El especialista destacó que, por primera vez, tendrán voz decisiva cardenales de países como Bangladesh, Vietnam, Madagascar y Japón, regiones que históricamente no habían estado representadas en procesos de elección papal.
«Este ya no será un Cónclave eurocéntrico. La voz de los pueblos que antes no eran escuchados hoy se hace presente», afirmó.
“Francisco transformó la forma en la que la Iglesia enfrenta los desafíos de este siglo. Vio por los pobres, los migrantes, las mujeres, los niños, los ancianos, y propuso una Iglesia abierta al diálogo, al encuentro, y volcada hacia quienes más sufren”, expresó Beltramo.
El Papa Francisco también impulsó jornadas mundiales dedicadas a grupos vulnerables que antes no tenían visibilidad institucional, y promovió estructuras más inclusivas dentro del Vaticano. Su liderazgo, dijo el especialista, no rompió con la doctrina de sus antecesores, sino que profundizó líneas de pensamiento ya planteadas por Benedicto XVI y Juan Pablo II, pero con un estilo propio, directo y pastoral.
El perfil del nuevo Papa: cercanía, voz global y sensibilidad social
Beltramo subrayó que uno de los principales criterios que se discutirán en el próximo Cónclave será la pastoralidad, es decir, la capacidad del nuevo Papa para estar cerca del pueblo, comprender la realidad desde la base y mantener a la Iglesia como una voz relevante en el mundo contemporáneo.
“Hoy los cardenales electores no sólo son más internacionales que hace 12 años, cuando eligieron a Francisco —entonces 73 de 115 eran europeos—, sino que representan culturas, problemáticas y sensibilidades distintas. Esa diversidad pesará en la elección”, dijo.
Aunque no se descarta que un europeo pueda ser elegido, la presencia dominante de cardenales de fuera del continente sugiere que la Iglesia podría continuar en la línea de un pontificado más abierto al mundo, más sensible a la diversidad cultural y social, y menos centrado en el viejo continente.

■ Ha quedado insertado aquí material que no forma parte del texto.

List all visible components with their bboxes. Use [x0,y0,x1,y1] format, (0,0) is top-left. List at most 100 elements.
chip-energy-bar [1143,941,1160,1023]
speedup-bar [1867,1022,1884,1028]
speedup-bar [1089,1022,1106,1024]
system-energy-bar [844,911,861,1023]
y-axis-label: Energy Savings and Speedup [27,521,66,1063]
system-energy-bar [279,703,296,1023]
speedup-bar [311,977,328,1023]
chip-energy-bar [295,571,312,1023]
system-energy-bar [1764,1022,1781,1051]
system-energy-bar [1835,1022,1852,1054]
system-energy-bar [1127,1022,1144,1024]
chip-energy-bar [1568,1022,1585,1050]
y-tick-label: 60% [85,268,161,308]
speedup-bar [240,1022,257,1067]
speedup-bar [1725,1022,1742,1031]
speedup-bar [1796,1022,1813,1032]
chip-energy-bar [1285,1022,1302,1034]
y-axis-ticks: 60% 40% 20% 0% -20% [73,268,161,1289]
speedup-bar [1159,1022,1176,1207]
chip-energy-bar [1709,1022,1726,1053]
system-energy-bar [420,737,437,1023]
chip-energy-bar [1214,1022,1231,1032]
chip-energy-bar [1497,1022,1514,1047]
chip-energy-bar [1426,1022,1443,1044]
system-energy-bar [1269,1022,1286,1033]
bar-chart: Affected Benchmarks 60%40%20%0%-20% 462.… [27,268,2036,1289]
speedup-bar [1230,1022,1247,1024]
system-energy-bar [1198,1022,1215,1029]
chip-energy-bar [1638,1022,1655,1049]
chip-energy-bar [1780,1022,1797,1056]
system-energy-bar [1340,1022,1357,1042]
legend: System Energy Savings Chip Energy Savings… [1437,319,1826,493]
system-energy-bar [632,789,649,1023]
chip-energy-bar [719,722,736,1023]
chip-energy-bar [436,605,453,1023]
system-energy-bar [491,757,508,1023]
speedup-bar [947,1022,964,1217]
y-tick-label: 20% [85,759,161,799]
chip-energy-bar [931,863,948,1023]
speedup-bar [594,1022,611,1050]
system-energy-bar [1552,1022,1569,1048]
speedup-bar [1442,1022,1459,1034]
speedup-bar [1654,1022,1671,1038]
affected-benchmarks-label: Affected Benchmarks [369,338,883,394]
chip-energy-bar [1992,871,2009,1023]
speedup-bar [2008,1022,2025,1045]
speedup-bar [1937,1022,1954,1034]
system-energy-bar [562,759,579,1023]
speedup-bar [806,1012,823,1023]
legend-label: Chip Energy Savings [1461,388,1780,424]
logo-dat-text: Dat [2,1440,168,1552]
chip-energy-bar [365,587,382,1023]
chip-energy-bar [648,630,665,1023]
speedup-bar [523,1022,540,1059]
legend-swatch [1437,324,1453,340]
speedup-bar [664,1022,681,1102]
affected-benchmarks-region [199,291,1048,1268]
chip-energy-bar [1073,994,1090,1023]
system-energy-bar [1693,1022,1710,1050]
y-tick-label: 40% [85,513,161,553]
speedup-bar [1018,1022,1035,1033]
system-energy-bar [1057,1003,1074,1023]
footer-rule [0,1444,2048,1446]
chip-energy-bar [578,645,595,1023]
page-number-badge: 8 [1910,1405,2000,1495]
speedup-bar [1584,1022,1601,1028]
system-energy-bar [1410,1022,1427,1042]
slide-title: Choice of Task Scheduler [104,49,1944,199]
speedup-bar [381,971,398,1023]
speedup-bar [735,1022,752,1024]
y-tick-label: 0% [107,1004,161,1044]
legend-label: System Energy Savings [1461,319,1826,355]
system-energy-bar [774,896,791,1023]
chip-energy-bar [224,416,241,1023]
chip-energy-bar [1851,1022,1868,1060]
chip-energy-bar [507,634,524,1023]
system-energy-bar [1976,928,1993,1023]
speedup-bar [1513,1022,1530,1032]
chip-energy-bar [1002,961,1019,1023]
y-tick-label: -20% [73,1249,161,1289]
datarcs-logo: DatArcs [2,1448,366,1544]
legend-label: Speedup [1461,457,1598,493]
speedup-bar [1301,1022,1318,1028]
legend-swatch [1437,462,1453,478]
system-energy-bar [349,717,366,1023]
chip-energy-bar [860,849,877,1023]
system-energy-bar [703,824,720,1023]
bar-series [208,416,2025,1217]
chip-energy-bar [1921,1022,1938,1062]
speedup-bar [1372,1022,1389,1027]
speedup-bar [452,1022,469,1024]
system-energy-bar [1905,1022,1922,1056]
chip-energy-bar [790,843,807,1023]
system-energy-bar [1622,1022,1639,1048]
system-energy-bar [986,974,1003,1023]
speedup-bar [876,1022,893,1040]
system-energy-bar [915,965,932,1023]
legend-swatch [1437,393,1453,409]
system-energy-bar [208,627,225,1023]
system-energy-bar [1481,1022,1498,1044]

Francisco también será recordado por su franqueza al abordar temas controvertidos, como la guerra, el aborto, la homosexualidad o el papel de la mujer dentro de la Iglesia.
“Eso captó la atención de los medios y permitió que su mensaje llegara más lejos, creando la impresión de que fue un Papa revolucionario, pero un revolucionario de lo que la iglesia es, poner por encima a la persona antes que la normativa moral”, apuntó.
Finalmente dijo que los temas polémicos tendrán un debate limitado, pero que el Papa tenga voz para esos problemas eso sí va a tener una influencia importante, por lo que insistió que el perfil debe tener ese sentido pastoral de cercanía y de hacer que la iglesia sigue teniendo una voz relevante y cercana al mundo de hoy.